PreAMo

PreAMo is a Trojan clicker that uses your hardware for generating fake advertising traffic. While not as harmful as most Trojans, nor disruptive to your browsing experience like adware, it is a security risk and should be uninstalled. Anti-malware products suitable for an Android environment should remove PreAMo safely, which installs itself through corrupted phone applications.

Advertising Attacks with Three Agency Specialties

The booming smartphone industry means a corresponding boom in Black Hat phone applications, which use various means of compromising phone owners for purposes ranging from ransoming files like the Sauron Locker Ransomware to snatching secret information, like the Exodus Malware. PreAMo is a new and, presumably, highly-profitable example of yet a third kind of payload for phone environments: advertising fraud. Unfortunately, it also is at fifty plus million downloads on the official Google Play store.

PreAMo's installations took place through a series of separate applications for cameras, flashlights, and several system cleaner tools, all of which appear to have connections to DO Global, a Chinese application developer. They attracted initial interest from Buzzfeed due to their combination of high download numbers and unusually-large permissions requests for user data. However, further joint research, facilitated by the AV industry, turned up PreAMo's software inside of them.

PreAMo is more than unusual, but a genuine sub-variety of Trojan. Malware analysts outline how its basic structure implies significant familiarity of its developers with Web advertising practices since its compartmentalized trio of components includes separate methods of handling fraud for three agencies: Presage, AdMob and Mopub.

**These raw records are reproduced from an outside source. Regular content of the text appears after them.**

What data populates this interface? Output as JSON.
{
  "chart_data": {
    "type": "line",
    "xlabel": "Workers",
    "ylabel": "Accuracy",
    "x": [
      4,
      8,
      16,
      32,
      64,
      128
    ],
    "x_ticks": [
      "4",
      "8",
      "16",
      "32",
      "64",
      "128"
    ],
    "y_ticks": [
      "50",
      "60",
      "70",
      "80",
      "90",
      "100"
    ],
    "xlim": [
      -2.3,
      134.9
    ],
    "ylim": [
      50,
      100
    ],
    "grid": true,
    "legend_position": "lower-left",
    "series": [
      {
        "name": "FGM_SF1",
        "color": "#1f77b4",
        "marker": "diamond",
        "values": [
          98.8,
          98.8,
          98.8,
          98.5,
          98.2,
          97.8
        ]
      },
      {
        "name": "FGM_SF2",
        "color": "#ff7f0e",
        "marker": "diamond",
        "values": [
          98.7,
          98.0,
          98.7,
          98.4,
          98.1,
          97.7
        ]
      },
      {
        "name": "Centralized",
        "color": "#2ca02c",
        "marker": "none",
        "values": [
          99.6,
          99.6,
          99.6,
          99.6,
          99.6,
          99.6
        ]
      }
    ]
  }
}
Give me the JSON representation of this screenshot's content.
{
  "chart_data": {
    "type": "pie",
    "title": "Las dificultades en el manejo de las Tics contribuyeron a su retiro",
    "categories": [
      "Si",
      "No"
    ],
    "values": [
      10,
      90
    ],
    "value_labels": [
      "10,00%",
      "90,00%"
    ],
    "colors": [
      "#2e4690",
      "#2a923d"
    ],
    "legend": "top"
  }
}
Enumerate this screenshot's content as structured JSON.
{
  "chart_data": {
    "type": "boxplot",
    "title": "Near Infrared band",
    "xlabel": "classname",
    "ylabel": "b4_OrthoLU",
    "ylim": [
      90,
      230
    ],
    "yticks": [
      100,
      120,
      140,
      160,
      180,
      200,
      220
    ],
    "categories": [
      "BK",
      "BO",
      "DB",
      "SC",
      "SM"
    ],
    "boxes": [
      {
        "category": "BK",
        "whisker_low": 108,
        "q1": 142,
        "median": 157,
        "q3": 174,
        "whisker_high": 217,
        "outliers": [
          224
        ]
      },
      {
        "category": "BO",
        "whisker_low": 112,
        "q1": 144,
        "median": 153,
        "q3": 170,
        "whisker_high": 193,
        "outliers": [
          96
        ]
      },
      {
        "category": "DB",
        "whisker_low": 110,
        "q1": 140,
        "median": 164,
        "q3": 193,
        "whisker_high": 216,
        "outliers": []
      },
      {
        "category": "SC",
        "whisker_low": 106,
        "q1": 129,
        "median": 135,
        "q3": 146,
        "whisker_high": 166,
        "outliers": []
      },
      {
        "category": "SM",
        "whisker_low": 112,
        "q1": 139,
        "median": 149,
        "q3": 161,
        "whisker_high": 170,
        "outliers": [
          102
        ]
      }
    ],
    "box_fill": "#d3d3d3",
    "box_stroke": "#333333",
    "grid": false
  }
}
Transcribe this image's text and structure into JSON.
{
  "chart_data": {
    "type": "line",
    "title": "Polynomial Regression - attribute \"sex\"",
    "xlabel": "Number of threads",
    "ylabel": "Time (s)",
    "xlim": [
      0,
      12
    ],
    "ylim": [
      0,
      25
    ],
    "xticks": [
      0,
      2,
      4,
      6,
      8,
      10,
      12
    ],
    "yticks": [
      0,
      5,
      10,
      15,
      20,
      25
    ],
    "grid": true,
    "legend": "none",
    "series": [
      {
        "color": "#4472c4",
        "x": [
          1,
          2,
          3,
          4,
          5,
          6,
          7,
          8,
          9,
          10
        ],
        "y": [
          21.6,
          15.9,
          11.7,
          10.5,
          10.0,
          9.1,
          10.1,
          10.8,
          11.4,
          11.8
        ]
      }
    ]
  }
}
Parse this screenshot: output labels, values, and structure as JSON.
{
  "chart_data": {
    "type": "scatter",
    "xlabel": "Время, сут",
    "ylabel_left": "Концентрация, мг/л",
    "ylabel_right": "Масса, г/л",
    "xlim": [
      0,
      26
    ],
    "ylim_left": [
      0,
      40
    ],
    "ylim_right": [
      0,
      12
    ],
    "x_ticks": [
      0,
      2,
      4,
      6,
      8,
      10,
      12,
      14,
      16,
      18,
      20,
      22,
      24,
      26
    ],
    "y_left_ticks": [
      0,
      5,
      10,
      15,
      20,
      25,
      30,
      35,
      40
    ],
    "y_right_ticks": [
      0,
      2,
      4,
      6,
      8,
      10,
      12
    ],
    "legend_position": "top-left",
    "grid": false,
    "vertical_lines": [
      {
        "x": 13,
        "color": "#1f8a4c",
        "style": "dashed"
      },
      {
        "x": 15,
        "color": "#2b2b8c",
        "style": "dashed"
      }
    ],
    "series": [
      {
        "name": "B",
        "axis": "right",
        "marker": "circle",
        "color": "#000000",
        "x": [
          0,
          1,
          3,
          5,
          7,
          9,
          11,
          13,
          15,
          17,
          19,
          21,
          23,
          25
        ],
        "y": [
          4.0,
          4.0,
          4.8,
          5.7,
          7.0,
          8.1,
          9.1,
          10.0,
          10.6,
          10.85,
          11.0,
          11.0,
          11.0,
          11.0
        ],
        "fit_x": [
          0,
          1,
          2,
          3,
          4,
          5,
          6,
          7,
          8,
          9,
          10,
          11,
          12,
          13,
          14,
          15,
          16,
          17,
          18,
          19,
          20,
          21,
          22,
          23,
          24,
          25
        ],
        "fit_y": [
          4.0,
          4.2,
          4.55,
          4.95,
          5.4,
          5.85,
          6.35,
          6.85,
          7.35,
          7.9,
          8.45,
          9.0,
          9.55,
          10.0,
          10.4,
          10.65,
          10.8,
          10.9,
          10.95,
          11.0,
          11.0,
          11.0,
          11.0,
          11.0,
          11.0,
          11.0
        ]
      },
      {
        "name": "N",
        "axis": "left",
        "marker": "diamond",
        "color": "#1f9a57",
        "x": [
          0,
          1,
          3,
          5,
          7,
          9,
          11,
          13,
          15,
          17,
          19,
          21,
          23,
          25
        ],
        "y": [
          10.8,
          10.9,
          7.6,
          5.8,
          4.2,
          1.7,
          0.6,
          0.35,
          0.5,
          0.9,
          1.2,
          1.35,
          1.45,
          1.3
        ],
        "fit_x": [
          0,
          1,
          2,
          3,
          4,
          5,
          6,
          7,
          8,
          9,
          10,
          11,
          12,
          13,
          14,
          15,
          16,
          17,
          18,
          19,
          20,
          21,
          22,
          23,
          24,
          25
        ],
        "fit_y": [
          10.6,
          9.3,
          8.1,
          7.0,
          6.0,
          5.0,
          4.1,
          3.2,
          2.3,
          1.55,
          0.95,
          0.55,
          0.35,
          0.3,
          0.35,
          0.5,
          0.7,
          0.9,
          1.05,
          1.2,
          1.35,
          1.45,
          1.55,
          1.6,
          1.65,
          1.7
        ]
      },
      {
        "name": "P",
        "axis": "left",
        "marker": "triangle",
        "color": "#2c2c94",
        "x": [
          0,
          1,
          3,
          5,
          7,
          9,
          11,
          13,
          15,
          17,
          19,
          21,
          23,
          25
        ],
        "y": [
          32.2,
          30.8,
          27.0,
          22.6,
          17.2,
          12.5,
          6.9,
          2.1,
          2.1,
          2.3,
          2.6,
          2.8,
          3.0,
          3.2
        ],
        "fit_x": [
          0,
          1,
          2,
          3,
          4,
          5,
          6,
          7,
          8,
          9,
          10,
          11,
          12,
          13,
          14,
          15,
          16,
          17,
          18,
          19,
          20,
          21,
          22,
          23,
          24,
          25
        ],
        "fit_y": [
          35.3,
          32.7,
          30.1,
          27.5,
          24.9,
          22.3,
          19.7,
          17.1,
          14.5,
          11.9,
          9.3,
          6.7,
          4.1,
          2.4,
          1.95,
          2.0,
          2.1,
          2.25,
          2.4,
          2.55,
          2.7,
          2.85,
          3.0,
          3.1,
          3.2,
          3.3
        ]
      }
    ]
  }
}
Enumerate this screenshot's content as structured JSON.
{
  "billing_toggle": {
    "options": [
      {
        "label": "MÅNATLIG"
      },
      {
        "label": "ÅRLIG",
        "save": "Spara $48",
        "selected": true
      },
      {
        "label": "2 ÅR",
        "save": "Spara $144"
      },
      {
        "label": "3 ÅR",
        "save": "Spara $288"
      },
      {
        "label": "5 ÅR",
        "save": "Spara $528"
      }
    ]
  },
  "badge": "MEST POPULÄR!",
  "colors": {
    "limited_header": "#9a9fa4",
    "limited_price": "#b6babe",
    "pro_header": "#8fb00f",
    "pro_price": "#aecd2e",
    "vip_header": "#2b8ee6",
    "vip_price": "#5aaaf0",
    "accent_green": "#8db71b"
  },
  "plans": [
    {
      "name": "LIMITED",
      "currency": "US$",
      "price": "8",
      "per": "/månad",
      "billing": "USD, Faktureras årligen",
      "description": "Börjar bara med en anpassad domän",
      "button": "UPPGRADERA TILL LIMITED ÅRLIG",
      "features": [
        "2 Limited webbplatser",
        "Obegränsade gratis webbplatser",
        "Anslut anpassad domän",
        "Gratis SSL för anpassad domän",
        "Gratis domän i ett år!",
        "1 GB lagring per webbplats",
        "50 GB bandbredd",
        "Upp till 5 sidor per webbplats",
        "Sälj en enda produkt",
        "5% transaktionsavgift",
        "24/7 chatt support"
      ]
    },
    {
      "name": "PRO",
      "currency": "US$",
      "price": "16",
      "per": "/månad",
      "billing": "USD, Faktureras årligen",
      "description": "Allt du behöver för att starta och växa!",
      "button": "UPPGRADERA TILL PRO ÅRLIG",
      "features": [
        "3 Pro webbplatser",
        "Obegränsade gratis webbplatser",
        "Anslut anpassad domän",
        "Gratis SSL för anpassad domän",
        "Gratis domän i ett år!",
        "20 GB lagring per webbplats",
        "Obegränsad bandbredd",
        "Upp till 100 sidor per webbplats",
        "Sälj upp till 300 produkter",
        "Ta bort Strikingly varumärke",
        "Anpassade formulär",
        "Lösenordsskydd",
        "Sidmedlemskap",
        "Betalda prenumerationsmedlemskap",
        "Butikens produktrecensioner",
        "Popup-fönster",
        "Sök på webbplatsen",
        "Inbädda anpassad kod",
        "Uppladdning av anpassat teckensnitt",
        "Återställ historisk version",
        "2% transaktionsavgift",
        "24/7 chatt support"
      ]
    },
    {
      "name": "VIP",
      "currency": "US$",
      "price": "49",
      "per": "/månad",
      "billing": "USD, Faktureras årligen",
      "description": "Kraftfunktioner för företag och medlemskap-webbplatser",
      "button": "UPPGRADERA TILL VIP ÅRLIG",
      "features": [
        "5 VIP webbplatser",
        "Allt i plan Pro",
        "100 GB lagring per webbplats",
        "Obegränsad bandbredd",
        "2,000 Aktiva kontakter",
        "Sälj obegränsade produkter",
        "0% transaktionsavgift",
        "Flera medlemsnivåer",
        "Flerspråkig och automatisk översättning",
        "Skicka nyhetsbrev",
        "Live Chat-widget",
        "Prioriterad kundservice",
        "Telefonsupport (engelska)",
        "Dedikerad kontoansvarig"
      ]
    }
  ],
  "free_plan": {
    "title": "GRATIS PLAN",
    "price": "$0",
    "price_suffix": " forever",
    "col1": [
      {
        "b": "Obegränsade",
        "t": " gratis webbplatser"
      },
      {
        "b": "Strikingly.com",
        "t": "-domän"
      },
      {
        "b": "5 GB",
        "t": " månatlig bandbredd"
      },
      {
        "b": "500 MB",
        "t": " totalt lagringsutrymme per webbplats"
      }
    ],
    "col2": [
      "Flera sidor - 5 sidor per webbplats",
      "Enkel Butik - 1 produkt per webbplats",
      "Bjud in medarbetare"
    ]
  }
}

Each section of code creates fake clicks on advertising banners for those companies, which creates money per click for the threat actors. The knowledge it leverages goes so far as to inject Trojan code into the agency's open-source library, where it's applicable, replacing default Web clients, and layering different callbacks for detecting advertisements.

Preempting a 'Mo' Advertisements, Mo' Problems' Infection

PreAMo doesn't display advertisements for users, unlike adware. Since its purpose is hiding as long as possible while it's silently generating ad revenue, it has few to no symptoms. However, Android phone users can check their installed applications for any names that match the lists of known PreAMo installers. Although the Google Play store has had these applications removed, more may be unidentified and available.

In general, malware experts recommend avoiding application downloads that aren't from trusted sources, although, in this case, it's an imperfect precaution. Other, general guidelines that phone users can follow for reducing their risk from corrupted applications include:

• Double-checking the reviews and comments for an application download can help users identify potential symptoms of suspicious behavior from applications that look legitimate.
• Be careful around links from sources that you aren't sure are safe, especially, including 'shortened' URLs that hide their complete addresses. This warning encompasses social media platforms, e-mail, and even SMS messaging.
• Keep an up-to-date and active security solution for your phone that's compatible with the OS, such as Android.

Many AV vendors should block all PreAMo variants or uninstall it properly, since malware researchers find no code implying advanced anti-detection or removal prevention, like kernel-level privileges.

PreAMo creates hard questions about the nature of advertising and business across borders that requires equally-harsh answers. When millions of users around the world are installing Chinese digital assistant applications that perform tasks they're not letting the user know about, the money that advertising reaps becomes a sword that cuts back on its wielder.